"During that interval Mr. Du Marest the minister having discoursed Sir John Reresby upon this business, this worthy Justice of the Peace sent for a constable (deus ex machina!), and gave him a warrant. The constable performed his commission, brought the widow and her niece, but the other Papists prevented his seizing them by making their escape in the crowd.
"The Justice of the Peace examined them concerning the maid, they confessed that she was not an apprentice, but a maid they set to work, and to whom they gave twenty shillings a year; upon this, and the declaration which the young maid made, he discharged her ('apprentices to trades,' said Blackstone almost a hundred years later, 'may be discharged on reasonable cause, either at the request of themselves or masters, at the quarter sessions, or by one justice, with appeal to the sessions'), and recommended the care of her to the minister, and then proceeded to examine to the bottom ('au fond' is the French legal term which would naturally occur to the writer of this pamphlet) the violent action which the women had committed, and upon their confession, and the depositions of several witnesses, he bound them to the sessions (here should the story end, but the writer thinks it needs a moral, and so he proceeds).
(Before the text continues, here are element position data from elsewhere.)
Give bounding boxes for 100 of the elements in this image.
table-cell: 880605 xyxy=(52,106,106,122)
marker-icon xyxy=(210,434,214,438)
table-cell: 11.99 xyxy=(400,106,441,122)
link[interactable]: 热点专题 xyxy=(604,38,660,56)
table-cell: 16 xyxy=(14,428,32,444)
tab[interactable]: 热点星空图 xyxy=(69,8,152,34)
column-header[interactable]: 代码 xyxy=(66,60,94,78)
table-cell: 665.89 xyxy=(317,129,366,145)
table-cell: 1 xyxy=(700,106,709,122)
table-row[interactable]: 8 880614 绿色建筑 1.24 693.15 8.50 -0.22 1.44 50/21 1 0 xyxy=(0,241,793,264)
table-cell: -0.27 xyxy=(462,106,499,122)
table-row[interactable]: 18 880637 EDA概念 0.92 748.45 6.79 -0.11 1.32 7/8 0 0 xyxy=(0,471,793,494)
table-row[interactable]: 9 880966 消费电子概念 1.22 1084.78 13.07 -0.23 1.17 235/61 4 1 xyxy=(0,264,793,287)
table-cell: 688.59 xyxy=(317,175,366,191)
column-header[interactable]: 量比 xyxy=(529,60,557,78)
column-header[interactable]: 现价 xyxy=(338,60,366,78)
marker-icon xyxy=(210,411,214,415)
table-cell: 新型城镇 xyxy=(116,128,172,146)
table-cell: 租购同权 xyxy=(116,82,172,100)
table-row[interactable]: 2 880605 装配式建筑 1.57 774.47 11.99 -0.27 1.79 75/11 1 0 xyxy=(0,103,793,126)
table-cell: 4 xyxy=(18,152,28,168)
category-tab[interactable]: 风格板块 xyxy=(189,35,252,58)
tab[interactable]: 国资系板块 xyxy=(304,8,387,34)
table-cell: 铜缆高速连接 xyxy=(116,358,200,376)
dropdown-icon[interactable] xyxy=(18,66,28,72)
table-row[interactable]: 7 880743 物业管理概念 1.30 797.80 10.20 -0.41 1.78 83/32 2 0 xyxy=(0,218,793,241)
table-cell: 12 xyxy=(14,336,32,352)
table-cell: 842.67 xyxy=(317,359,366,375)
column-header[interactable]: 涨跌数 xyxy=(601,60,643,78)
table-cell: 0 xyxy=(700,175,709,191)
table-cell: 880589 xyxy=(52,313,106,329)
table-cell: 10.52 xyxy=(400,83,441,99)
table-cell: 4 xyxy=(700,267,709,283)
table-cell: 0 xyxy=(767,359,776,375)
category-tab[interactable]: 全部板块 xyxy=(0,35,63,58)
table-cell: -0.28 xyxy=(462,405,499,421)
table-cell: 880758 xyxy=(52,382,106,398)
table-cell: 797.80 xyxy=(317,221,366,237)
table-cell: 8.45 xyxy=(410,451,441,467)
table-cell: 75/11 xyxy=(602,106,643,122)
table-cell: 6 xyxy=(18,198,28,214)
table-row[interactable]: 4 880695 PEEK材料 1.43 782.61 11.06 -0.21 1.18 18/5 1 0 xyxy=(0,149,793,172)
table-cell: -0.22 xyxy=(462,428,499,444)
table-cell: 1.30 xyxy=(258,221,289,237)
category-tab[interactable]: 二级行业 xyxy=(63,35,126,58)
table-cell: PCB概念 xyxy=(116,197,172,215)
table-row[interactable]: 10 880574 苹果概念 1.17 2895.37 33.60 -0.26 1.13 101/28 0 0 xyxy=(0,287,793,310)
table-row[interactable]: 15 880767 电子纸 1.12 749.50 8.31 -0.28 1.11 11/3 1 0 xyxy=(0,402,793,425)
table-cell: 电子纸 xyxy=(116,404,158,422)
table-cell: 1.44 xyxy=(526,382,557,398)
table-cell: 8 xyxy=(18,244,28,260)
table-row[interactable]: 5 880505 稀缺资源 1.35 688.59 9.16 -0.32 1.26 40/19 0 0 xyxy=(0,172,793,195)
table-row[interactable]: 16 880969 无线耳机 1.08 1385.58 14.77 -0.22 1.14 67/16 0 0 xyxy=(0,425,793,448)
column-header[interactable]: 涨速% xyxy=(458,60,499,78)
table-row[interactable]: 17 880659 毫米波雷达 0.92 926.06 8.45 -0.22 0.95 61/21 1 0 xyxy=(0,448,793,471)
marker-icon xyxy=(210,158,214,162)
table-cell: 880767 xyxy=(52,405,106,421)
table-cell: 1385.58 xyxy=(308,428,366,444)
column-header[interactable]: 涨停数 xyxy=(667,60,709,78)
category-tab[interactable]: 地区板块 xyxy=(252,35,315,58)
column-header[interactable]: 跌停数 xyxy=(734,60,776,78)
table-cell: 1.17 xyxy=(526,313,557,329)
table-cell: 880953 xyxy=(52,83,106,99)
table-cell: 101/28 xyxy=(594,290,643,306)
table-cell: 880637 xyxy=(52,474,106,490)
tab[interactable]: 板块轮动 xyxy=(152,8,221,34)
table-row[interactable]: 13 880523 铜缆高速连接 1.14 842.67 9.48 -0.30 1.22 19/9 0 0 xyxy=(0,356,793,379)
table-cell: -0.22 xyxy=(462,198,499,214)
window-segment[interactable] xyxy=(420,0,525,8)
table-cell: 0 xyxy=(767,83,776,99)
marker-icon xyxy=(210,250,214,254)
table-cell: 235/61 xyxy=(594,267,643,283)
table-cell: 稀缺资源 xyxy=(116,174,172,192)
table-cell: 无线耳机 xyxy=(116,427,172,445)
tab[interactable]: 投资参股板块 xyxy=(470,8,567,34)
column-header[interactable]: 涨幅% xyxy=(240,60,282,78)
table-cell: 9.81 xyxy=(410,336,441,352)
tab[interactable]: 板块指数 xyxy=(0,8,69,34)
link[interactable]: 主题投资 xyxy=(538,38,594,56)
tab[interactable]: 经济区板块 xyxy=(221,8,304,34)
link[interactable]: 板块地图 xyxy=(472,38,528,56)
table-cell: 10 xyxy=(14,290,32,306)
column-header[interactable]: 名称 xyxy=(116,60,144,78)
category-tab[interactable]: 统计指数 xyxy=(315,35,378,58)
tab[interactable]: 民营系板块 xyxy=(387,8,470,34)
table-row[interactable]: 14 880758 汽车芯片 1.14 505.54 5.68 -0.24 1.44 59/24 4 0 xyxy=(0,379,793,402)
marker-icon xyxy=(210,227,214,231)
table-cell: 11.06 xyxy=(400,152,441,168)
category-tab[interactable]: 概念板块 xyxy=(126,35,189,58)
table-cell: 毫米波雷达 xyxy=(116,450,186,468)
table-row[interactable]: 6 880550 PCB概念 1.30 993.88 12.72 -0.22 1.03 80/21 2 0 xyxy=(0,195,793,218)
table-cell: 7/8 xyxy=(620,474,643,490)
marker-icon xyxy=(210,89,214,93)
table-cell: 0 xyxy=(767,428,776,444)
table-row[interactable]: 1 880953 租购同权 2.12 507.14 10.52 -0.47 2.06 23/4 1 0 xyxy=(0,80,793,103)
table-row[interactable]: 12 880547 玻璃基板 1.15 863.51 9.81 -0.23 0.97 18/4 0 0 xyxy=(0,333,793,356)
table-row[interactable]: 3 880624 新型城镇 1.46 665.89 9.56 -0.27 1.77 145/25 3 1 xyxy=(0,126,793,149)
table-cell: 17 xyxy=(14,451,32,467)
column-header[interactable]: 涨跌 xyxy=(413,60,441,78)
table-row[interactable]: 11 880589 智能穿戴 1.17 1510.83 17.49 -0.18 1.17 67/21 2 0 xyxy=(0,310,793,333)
"This conduct of the Papists would something startle me, if I did not daily hear of such-like violences. But when I am assured that a certain Papist called Maistre Jacques (let us hope Sir John Reresby will have him hanged at next Middlesex Assizes), upon a dispute of religion, did so wound a Protestant that he is since dead of it; when people of honour assure me, that they hear Papists call the illustrious Queen Elizabeth a whore, and beat those who oppose them upon this subject; when I hear that the Papists threatened some years since, that they would set the streets a-flowing with blood (the Popish Plot again!); when that I see people that are perverted every day, and who are taken from us by force; when I see that the Papists contemn the King's Proclamations, that, instead of withdrawing according to his pleasure to some distance from London, they crowd to that degree this City and its suburbs, that one would say they designed to make a garrison of it; I do not wonder at this last insolence, and I apprehend much greater if care be not taken."
Such a pamphlet could be the production only of a Frenchman, most probably of mean condition, certainly no scholar. The interest lies less in the narrative itself, than in the frame of mind which it reveals among the humbler Frenchmen then living in London. While the Protestant refugees are in fear for their safety, their Catholic fellow-countrymen exhibit a singular arrogance in so small a minority. No doubt the effects of the French King's policy were being felt even in England, some knowledge of the secret articles of the Treaty of Dover filtering down, through the medium of priests and monks, to the ranks of the working people: they now suspect Charles II. to be in the pay of Louis xiv., and hope that the King of England will soon proclaim his Catholic faith and call in the aid of the French dragoons to convert the reluctant heretics. In a similar manner are the private arrangements between Sultans and European Powers divined and commented on at the present time by the native population in Persia or Barbary. The slightest quarrel, the most commonplace street brawl are pretexts for rival factions to come out in battle array. Among men of the same race and blood, feelings of hatred and instances of perfidiousness are manifest. As is always the case in time of civil war, the aid of the foreigner, be he an hereditary enemy, is loudly called for and order is finally restored by constable, judge, and gaoler.
FOOTNOTES:
[281] The Relation of an Assault made by French Papists upon a Minister of the French Church, in Newport Street, near St. Martin's Lane, 11th June 1682.
[282] Mémoires et observations faites en Angleterre, La Haye, 1698.